Bukan main kaget dan marahnya para pengeroyok ini. Tok-ong Yap Ki berseru keras dan sambil melompat berdiri tangannya bergerak-gerak. Beberapa tok-ciam (jarum beracun) menyambar ke arah Kwan Cu, akan tetapi sekali saja Kwan Cu mengibaskan tangan kirinya, jarum-jarum itu terpental kembali, ada yang langsung menyerang Yap Ek dan si sastrawan dan lebih hebat lagi, ada yang kembali dan menyerang Yap Ki sendiri!

Yap Ek dan si sastrawan roboh akan tetapi Yap Ki dapat menyelamatkan dirinya. Si Raja Racun ini kaget sekali melihat jarum-jarumnya mengenai saudaranya dan kawan sendiri, karena dia tahu bahwa jarum-jarum beracun itu amat berbahaya dan siapa yang terkena akan binasa dalam beberapa menit saja kalau tidak lekas-lekas dia beri obat pemunahnya.

Pada saat itu, dari dalam gedung keluarlah belasan orang bersenjata, sedangkan dari luar gedung masuk pula lebih dua puluh orang dengan senjata di tangan. Mereka ini adalah jagoan-jagoan dan kaki tangan An Kai Seng yang sudah mendengar bahwa musuh besar majikan mereka datang mengamuk.

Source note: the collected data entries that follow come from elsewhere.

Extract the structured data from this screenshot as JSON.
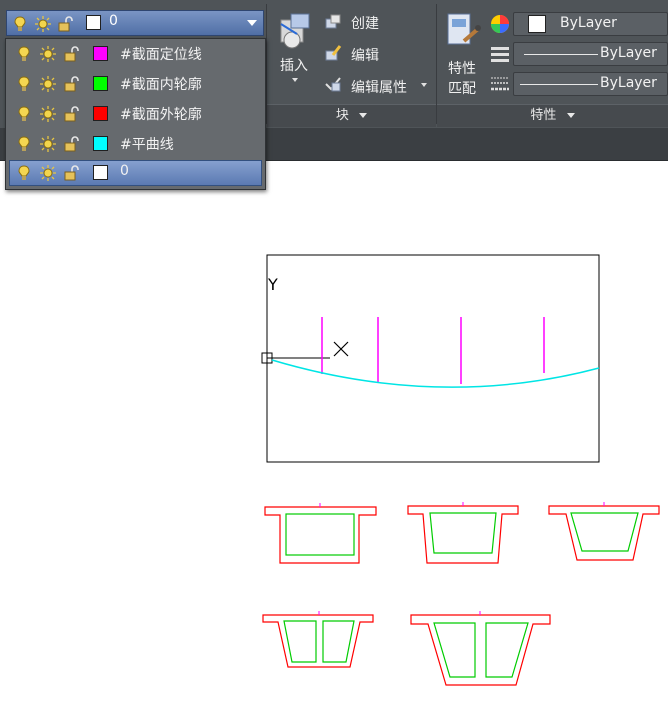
{
  "layer_dropdown": {
    "current_layer": "0",
    "current_color": "#ffffff",
    "layers": [
      {
        "name": "#截面定位线",
        "color": "#ff00ff",
        "selected": false
      },
      {
        "name": "#截面内轮廓",
        "color": "#00ff00",
        "selected": false
      },
      {
        "name": "#截面外轮廓",
        "color": "#ff0000",
        "selected": false
      },
      {
        "name": "#平曲线",
        "color": "#00ffff",
        "selected": false
      },
      {
        "name": "0",
        "color": "#ffffff",
        "selected": true
      }
    ]
  },
  "block_panel": {
    "insert_label": "插入",
    "create_label": "创建",
    "edit_label": "编辑",
    "edit_attributes_label": "编辑属性",
    "panel_title": "块"
  },
  "properties_panel": {
    "match_line1": "特性",
    "match_line2": "匹配",
    "color_value": "ByLayer",
    "linetype_value": "ByLayer",
    "lineweight_value": "ByLayer",
    "panel_title": "特性"
  },
  "drawing": {
    "ucs_y_label": "Y",
    "colors": {
      "frame": "#000000",
      "station_lines": "#ff00ff",
      "curve": "#00ffff",
      "outer_contour": "#ff0000",
      "inner_contour": "#00ff00"
    }
  }
}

Kwan Cu segera dikepung dan dikeroyok. Akan tetapi apakah artinya puluhan jagoan-jagoan murah itu? Dengan enaknya Kwan Cu menyimpan kembali pedangnya lalu menggerakkan kaki tangannya untuk merobohkan mereka bagaikan orang membabat rumput saja.

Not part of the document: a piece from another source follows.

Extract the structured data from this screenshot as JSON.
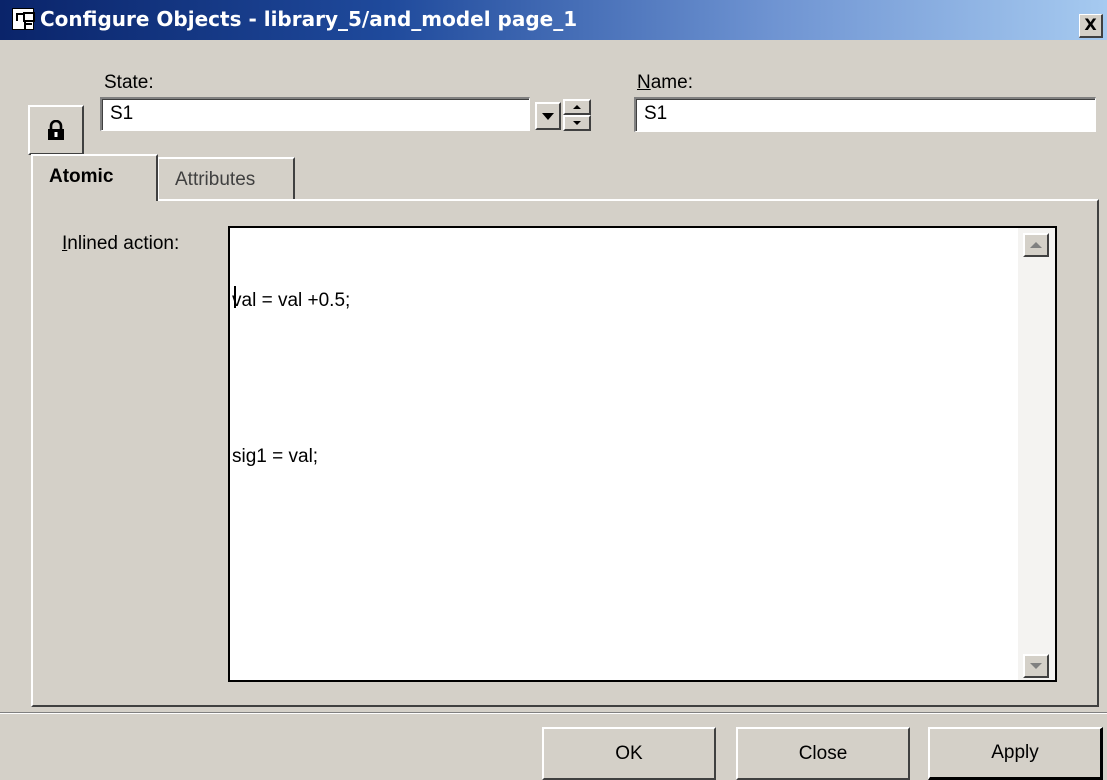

Yap Ki sendiri tidak dapat membantu pengeroyokan itu, karena dia sibuk memberi obat pemunah kepada si sastrawan Kwa dan Yap Ek agar nyawa mereka ini tertolong. Kemudian, dia lalu maju menerjang lagi dengan goloknya.

Selagi Kwan Cu mengamuk hebat, dari luar datang lagi serombongan orang dan mereka ini ternyata adalah sepasukan penjaga keamanan kota yang jumlahnya tiga puluh orang!

An Kai Seng sebagai hartawan yang terkenal dengan nama Tan-wangwe dan sering kali menyumbang sehingga hubungannya amat baik dengan para pembesar, tentu saja segera ditolong oleh penjaga-penjaga keamanan ketika mereka mendengar bahwa di rumah Tan-wangwe terjadi keributan dengan datangnya seorang pengacau.

Kwan Cu menjadi gemas. Akan tetapi pemuda ini tidak mau sembarangan membunuh orang. Dengan kepandaiannya yang tinggi dia dapat membikin para pengeroyoknya itu roboh seorang demi seorang dengan tulang-tulang yang patah dan luka-luka yang tidak menimbulkan bahaya bagi keselamatan nyawa mereka. Sebentar saja, jumlah pengeroyok tinggal belasan orang lagi dan sebagian besar sudah rebah malang melintang tak berdaya.

“Bangsat she Lu, kau keterlaluan!” tiba-tiba terdengar bentakan nyaring dan seorang berpakaian panglima maju menerjang dari luar.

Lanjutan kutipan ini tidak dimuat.